Visiting Arlington National Cemetery was a strange experience. We don’t have any cemeteries so vast in England. The atmosphere was a mixture of sobriety and pomp. The graves of the Kennedys are simple, with plain wooden crosses and plaques, but somehow they are all the more powerful that way. J.F Kennedy’s eternal flame (a constantly burning torch in his memory) is surrounded by some of his most famous quotes. The tomb of the Unknown Soldier is accompanied by a guard of honour, which march along an elevated white marble strip, armed and in uniform, and change position frequently, in a ceremony which everyone is required to stand for. I read on a sign, which I had to check twice, that over 2,000 men are buried in a mass civil war grave. All of this takes place in a setting of hills, streams and greenery, offset by Grecian style monuments. The view from the cemetery overlooks the entirety of D.C, because of the low-rise style of the District of Columbia’s buildings. The Pentagon is also visible on the right hand side, and is the next Metro stop on that line.

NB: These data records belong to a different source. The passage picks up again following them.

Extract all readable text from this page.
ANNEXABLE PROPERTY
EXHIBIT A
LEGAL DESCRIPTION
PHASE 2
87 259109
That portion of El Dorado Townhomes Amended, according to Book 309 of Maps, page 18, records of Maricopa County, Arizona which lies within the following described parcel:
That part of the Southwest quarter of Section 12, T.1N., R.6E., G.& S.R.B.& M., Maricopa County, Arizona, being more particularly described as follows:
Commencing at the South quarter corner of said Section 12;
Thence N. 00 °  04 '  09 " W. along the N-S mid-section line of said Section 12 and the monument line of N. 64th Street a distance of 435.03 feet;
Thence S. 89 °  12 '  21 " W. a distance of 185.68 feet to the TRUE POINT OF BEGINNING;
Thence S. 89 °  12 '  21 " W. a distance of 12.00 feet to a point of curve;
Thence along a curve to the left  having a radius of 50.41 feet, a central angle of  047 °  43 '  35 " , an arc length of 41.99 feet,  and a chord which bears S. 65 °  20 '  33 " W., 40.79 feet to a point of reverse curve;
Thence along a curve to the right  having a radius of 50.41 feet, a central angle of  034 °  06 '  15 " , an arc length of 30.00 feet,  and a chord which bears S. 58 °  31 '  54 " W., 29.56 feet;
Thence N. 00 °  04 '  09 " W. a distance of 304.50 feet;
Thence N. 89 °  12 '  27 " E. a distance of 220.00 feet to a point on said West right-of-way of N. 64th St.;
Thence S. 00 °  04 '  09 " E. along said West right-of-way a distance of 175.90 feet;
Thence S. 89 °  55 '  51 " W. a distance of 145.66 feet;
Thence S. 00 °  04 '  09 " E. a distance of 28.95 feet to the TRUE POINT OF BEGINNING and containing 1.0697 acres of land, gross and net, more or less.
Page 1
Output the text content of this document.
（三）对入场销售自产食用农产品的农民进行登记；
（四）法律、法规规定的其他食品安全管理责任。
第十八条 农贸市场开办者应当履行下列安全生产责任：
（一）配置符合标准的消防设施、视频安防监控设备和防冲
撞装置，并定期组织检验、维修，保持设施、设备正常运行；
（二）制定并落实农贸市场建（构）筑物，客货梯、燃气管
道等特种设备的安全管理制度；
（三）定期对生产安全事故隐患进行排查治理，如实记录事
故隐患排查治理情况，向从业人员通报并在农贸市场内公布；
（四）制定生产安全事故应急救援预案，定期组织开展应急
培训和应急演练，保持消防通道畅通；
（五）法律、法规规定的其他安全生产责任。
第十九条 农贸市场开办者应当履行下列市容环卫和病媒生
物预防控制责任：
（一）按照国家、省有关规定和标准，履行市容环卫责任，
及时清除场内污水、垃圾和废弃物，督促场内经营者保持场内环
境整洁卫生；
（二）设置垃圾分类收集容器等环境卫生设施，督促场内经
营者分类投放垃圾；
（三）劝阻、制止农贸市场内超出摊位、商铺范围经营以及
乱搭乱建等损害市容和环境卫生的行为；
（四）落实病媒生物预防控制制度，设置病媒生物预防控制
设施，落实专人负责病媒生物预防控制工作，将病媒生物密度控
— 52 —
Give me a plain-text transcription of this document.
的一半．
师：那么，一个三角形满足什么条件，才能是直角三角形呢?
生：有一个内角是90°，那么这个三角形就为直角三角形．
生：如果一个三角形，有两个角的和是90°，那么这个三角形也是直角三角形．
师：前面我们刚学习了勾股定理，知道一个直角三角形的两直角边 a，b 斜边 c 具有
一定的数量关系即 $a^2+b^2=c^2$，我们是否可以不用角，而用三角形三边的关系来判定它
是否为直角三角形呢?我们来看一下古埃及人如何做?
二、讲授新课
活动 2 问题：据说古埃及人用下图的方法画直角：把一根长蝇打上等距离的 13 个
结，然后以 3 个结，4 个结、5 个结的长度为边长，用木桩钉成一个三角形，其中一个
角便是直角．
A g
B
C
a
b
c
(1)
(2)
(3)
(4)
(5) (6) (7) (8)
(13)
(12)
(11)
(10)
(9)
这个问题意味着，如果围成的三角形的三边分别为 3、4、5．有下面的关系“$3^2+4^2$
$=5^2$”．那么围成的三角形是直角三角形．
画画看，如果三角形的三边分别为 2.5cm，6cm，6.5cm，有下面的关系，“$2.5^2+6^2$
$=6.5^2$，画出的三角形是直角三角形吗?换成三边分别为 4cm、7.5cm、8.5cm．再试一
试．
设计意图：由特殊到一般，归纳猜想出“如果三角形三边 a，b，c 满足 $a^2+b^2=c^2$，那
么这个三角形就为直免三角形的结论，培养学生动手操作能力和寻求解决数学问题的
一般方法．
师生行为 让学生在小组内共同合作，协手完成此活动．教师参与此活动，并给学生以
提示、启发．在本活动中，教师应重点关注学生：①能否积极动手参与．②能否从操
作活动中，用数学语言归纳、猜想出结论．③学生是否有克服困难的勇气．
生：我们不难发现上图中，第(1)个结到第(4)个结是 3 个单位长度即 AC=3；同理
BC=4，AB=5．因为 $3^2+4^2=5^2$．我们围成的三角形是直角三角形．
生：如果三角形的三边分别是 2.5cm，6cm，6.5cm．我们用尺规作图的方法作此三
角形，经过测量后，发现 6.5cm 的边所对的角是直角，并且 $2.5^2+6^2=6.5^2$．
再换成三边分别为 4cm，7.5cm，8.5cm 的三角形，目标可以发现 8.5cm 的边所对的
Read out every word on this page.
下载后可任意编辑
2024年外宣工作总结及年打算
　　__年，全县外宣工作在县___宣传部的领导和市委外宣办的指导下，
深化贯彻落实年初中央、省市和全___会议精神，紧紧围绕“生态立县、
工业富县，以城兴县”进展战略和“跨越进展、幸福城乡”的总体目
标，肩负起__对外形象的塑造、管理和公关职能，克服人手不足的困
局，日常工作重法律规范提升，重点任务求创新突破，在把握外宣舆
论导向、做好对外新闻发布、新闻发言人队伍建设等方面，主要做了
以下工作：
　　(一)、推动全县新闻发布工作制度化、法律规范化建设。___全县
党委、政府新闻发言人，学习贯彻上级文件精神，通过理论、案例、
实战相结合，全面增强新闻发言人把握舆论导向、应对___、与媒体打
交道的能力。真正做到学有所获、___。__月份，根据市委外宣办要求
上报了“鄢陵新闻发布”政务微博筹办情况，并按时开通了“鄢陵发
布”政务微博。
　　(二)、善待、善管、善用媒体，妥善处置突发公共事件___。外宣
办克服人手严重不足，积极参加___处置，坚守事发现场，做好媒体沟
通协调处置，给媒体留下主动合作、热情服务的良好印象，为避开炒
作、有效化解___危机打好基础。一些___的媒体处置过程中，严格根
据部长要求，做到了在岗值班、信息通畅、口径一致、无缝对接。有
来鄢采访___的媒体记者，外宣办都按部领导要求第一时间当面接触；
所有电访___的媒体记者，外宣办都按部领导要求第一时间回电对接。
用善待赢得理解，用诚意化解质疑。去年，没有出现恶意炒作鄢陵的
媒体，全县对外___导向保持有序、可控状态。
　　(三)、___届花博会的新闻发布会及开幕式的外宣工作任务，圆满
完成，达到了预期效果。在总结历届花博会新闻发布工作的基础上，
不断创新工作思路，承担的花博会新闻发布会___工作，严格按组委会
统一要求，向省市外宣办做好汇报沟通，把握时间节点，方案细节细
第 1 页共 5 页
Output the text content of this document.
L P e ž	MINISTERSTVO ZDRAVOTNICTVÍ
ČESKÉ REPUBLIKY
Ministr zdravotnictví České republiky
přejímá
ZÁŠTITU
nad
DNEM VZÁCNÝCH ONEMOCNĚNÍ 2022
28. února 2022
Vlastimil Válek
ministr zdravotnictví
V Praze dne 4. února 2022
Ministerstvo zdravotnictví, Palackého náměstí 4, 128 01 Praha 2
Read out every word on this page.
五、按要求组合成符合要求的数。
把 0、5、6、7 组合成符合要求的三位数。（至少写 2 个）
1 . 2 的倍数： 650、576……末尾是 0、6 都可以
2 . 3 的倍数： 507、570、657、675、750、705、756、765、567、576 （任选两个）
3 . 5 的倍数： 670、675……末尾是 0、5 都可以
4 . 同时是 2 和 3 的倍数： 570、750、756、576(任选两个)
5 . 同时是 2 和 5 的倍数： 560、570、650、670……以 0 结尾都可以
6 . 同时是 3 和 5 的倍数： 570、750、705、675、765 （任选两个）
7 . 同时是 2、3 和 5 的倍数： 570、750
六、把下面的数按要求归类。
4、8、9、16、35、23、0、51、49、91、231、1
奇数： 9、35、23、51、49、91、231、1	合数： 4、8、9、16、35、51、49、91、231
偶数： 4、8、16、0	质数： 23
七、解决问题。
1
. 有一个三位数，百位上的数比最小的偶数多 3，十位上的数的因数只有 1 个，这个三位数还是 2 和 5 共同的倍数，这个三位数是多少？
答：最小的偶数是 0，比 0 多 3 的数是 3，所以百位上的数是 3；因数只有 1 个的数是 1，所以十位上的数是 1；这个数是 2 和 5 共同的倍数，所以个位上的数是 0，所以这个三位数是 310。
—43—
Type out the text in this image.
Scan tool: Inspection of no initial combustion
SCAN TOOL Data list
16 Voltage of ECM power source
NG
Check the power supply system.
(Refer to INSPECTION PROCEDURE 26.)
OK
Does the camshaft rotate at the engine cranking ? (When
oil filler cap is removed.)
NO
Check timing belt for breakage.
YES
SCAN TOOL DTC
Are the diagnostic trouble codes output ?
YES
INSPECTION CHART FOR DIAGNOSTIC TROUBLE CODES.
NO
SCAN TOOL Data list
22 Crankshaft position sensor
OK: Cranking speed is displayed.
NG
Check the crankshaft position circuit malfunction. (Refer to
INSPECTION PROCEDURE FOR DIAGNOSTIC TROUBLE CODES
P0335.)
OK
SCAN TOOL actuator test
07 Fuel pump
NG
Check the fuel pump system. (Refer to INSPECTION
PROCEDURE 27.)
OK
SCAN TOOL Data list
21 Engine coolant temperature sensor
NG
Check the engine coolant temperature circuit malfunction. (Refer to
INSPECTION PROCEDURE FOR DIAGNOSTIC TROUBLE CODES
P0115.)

Panoramic view of D.C from the house of General Lee, preserved at the cemetry


 More darkly, Arlington National Cemetery is also a story of revenge. The cemetery was established on the family estate of General Robert E. Lee, leader of the Confederate forces during the American Civil War. This was so that even if the Confederate defeated the Union, General Lee would never be able to return home without being confronted daily by the graves of those who had died during the conflict, and the guilt that that would bring.

Looking back towards the Lincoln Memorial
 
Perhaps it is because the cemetery looks over the Washington monument, the Capitol building, the Lincoln memorial, but the place really extrudes an aura of being in the middle of history, rather than belonging firmly in the past. Even today hundreds flock to walk the well-trodden paths of the cemetery, to watch the guard changing and bells chiming over the hills. I couldn’t help but think that, on September the 11th 2001, the plane which was driven into the Pentagon would have been visible to anyone standing towards the summit of the cemetery, by the graves of the Kennedys for example.